1. Yes I think they are justified in paying different rates to staff- because that is a salary issue, and it is necessary to navigate a fine line between sticking to appropriate local salary scales and not negatively affecting the market, whilst not actually exploiting employees by paying them too little. But the point that I try to make in the blog is that some things labelled ‘benefits’ are NOT HR issues, but a security/safety one- these are are erroneously labelled and should actually be considered security e.g. providing a phone and calling credit to field staff, or a standard minimum medical allowance for all staff.
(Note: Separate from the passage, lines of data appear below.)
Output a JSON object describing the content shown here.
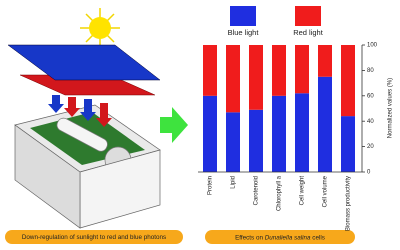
{
  "chart_data": {
    "type": "stacked-bar",
    "categories": [
      "Protein",
      "Lipid",
      "Carotenoid",
      "Chlorophyll a",
      "Cell weight",
      "Cell volume",
      "Biomass productivity"
    ],
    "series": [
      {
        "name": "Blue light",
        "color": "#1f2ee0",
        "values": [
          60,
          47,
          49,
          60,
          62,
          75,
          44
        ]
      },
      {
        "name": "Red light",
        "color": "#f01c1c",
        "values": [
          40,
          53,
          51,
          40,
          38,
          25,
          56
        ]
      }
    ],
    "ylim": [
      0,
      100
    ],
    "yticks": [
      0,
      20,
      40,
      60,
      80,
      100
    ],
    "ylabel": "Normalized values (%)",
    "caption": [
      "Effects on ",
      "Dunaliella salina",
      " cells"
    ]
  },
  "illustration": {
    "caption": "Down-regulation of sunlight to red and blue photons"
  }
}
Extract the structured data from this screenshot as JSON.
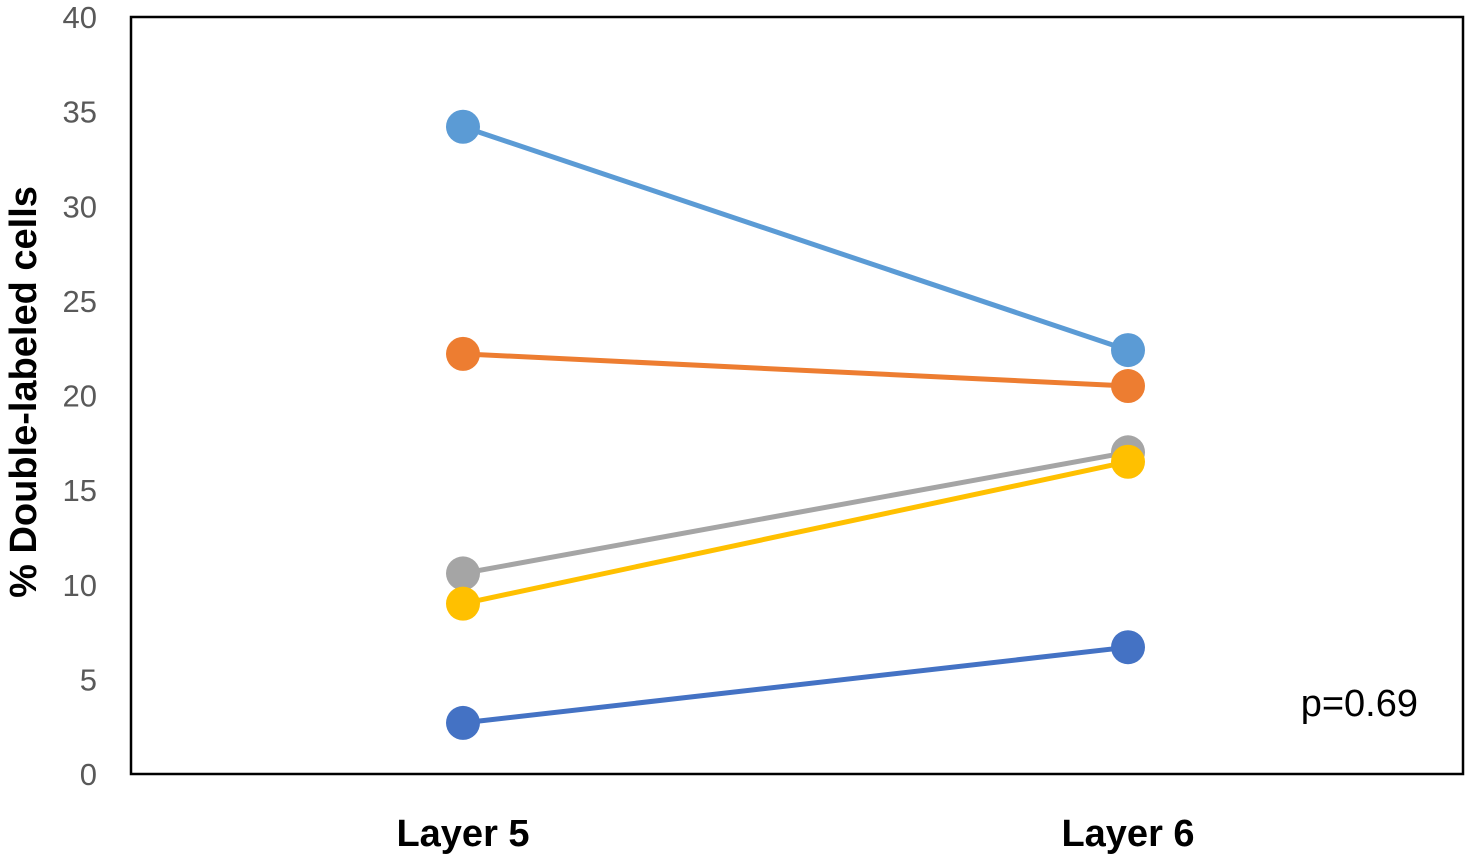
{
  "chart_data": {
    "type": "line",
    "title": "",
    "xlabel": "",
    "ylabel": "% Double-labeled cells",
    "categories": [
      "Layer 5",
      "Layer 6"
    ],
    "ylim": [
      0,
      40
    ],
    "yticks": [
      0,
      5,
      10,
      15,
      20,
      25,
      30,
      35,
      40
    ],
    "grid": false,
    "legend": "none",
    "series": [
      {
        "values": [
          34.2,
          22.4
        ],
        "color": "#5B9BD5"
      },
      {
        "values": [
          22.2,
          20.5
        ],
        "color": "#ED7D31"
      },
      {
        "values": [
          10.6,
          17.0
        ],
        "color": "#A5A5A5"
      },
      {
        "values": [
          9.0,
          16.5
        ],
        "color": "#FFC000"
      },
      {
        "values": [
          2.7,
          6.7
        ],
        "color": "#4472C4"
      }
    ],
    "annotations": [
      {
        "text": "p=0.69",
        "position": "bottom-right"
      }
    ]
  }
}
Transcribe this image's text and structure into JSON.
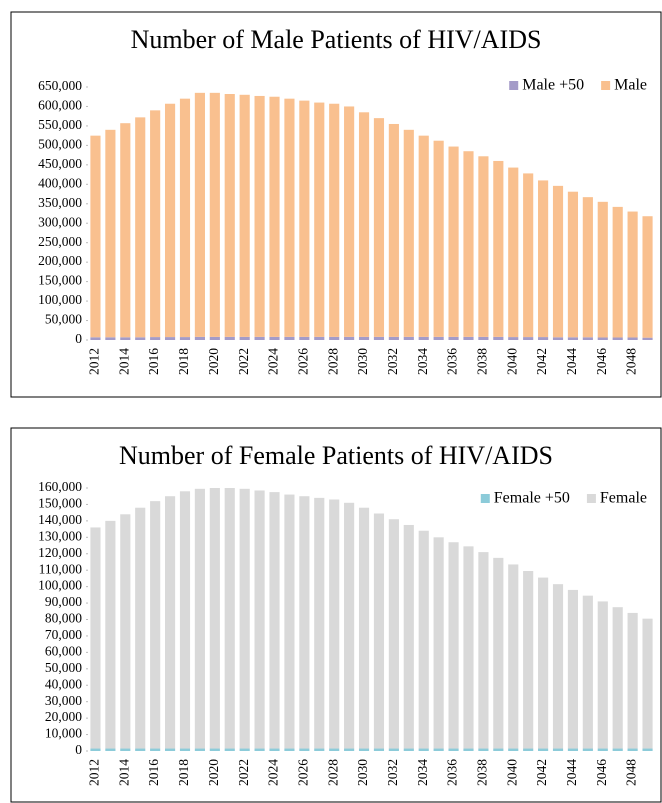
{
  "chart_data": [
    {
      "type": "stacked_bar",
      "title": "Number of Male Patients of HIV/AIDS",
      "categories": [
        "2012",
        null,
        "2014",
        null,
        "2016",
        null,
        "2018",
        null,
        "2020",
        null,
        "2022",
        null,
        "2024",
        null,
        "2026",
        null,
        "2028",
        null,
        "2030",
        null,
        "2032",
        null,
        "2034",
        null,
        "2036",
        null,
        "2038",
        null,
        "2040",
        null,
        "2042",
        null,
        "2044",
        null,
        "2046",
        null,
        "2048",
        null
      ],
      "series": [
        {
          "name": "Male +50",
          "color": "#a49bc8",
          "values": [
            7000,
            7000,
            7000,
            7000,
            7500,
            7500,
            7500,
            8000,
            8000,
            8000,
            8000,
            8000,
            8000,
            8000,
            8000,
            8000,
            8000,
            8000,
            8000,
            8000,
            8000,
            8000,
            8000,
            8000,
            8000,
            8000,
            8000,
            8000,
            7500,
            7500,
            7500,
            7000,
            7000,
            7000,
            6500,
            6500,
            6500,
            6000
          ]
        },
        {
          "name": "Male",
          "color": "#f9c08f",
          "values": [
            518000,
            533000,
            550000,
            565000,
            582500,
            599500,
            612500,
            627000,
            627000,
            624000,
            622000,
            619000,
            617000,
            612000,
            607000,
            602000,
            599000,
            592000,
            577000,
            562000,
            547000,
            532000,
            517000,
            504000,
            489000,
            477000,
            464000,
            452000,
            435500,
            420500,
            402500,
            389000,
            374000,
            360000,
            348500,
            335500,
            323500,
            312000
          ]
        }
      ],
      "ylim": [
        0,
        650000
      ],
      "yticks": [
        0,
        {
          "value": 50000,
          "label": "50,000"
        },
        {
          "value": 100000,
          "label": "100,000"
        },
        {
          "value": 150000,
          "label": "150,000"
        },
        {
          "value": 200000,
          "label": "200,000"
        },
        {
          "value": 250000,
          "label": "250,000"
        },
        {
          "value": 300000,
          "label": "300,000"
        },
        {
          "value": 350000,
          "label": "350,000"
        },
        {
          "value": 400000,
          "label": "400,000"
        },
        {
          "value": 450000,
          "label": "450,000"
        },
        {
          "value": 500000,
          "label": "500,000"
        },
        {
          "value": 550000,
          "label": "550,000"
        },
        {
          "value": 600000,
          "label": "600,000"
        },
        {
          "value": 650000,
          "label": "650,000"
        }
      ],
      "legend": "top-right",
      "grid": false
    },
    {
      "type": "stacked_bar",
      "title": "Number of Female Patients of HIV/AIDS",
      "categories": [
        "2012",
        null,
        "2014",
        null,
        "2016",
        null,
        "2018",
        null,
        "2020",
        null,
        "2022",
        null,
        "2024",
        null,
        "2026",
        null,
        "2028",
        null,
        "2030",
        null,
        "2032",
        null,
        "2034",
        null,
        "2036",
        null,
        "2038",
        null,
        "2040",
        null,
        "2042",
        null,
        "2044",
        null,
        "2046",
        null,
        "2048",
        null
      ],
      "series": [
        {
          "name": "Female +50",
          "color": "#8ccbd9",
          "values": [
            1500,
            1500,
            1500,
            1500,
            1500,
            1500,
            1500,
            1500,
            1500,
            1500,
            1500,
            1500,
            1500,
            1500,
            1500,
            1500,
            1500,
            1500,
            1500,
            1500,
            1500,
            1500,
            1500,
            1500,
            1500,
            1500,
            1500,
            1500,
            1500,
            1500,
            1500,
            1500,
            1500,
            1500,
            1500,
            1500,
            1500,
            1500
          ]
        },
        {
          "name": "Female",
          "color": "#d9d9d9",
          "values": [
            134500,
            138500,
            142500,
            146500,
            150500,
            153500,
            156500,
            158000,
            158500,
            158500,
            158000,
            157000,
            156000,
            154500,
            153500,
            152500,
            151500,
            149500,
            146500,
            143000,
            139500,
            136000,
            132500,
            128500,
            125500,
            123000,
            119500,
            116000,
            112000,
            108000,
            104000,
            100000,
            96500,
            93000,
            89500,
            86000,
            82500,
            79000
          ]
        }
      ],
      "ylim": [
        0,
        160000
      ],
      "yticks": [
        0,
        {
          "value": 10000,
          "label": "10,000"
        },
        {
          "value": 20000,
          "label": "20,000"
        },
        {
          "value": 30000,
          "label": "30,000"
        },
        {
          "value": 40000,
          "label": "40,000"
        },
        {
          "value": 50000,
          "label": "50,000"
        },
        {
          "value": 60000,
          "label": "60,000"
        },
        {
          "value": 70000,
          "label": "70,000"
        },
        {
          "value": 80000,
          "label": "80,000"
        },
        {
          "value": 90000,
          "label": "90,000"
        },
        {
          "value": 100000,
          "label": "100,000"
        },
        {
          "value": 110000,
          "label": "110,000"
        },
        {
          "value": 120000,
          "label": "120,000"
        },
        {
          "value": 130000,
          "label": "130,000"
        },
        {
          "value": 140000,
          "label": "140,000"
        },
        {
          "value": 150000,
          "label": "150,000"
        },
        {
          "value": 160000,
          "label": "160,000"
        }
      ],
      "legend": "top-right",
      "grid": false
    }
  ]
}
2. I don’t agree with your starting premise. I believe it should be – ‘what, as an organisation, is our minimum duty of care to our employees, according to our mandate and ethical operating principles?’. The premise ‘what would have happened if xx hadn’t starting working for the company’ is deeply inequitable as well as completely relative, and one that would only serve to perpetuate existing power divisions – and doesn’t recognise the responsibility of an employer to their employees. A person could be unemployed or homeless before they start with an organisation; what they receive in terms of basic employment rights should not be give relative to their prior condition. Otherwise you could take it in all sorts of weird directions i.e. argue that an American working for an international organisation should be given (the far more restrictive) American maternity leave agreements; whilst a Scandinavian working for the same would receive the 2 years or whatever they are allowed. I think an organisation that purports to be international, should set its own minimum standards for all its staff – this is focussing specifically on what I consider safety and security issues – relevant to the particular country programme and context. If it is deemed necessary to have a mobile phone to operate safely; then all staff working in xx area should be given a mobile phone. If the threat of malaria or other medical conditions affecting staff is considered high, then all staff should be given an equal allowance.
Reblogged this on Conversations I Wish I Had and commented:
“As emphasised in the Aid Worker Security Report 2011, it is a false assumption to think that a nationals avoid danger because they aren’t visibly foreign – local staffers just face different risks than internationals.
They may be refugees themselves; their families or friends may be living in serious danger. It is local staff who continue to provide emergency relief when the situation is deemed too dangerous for expats.”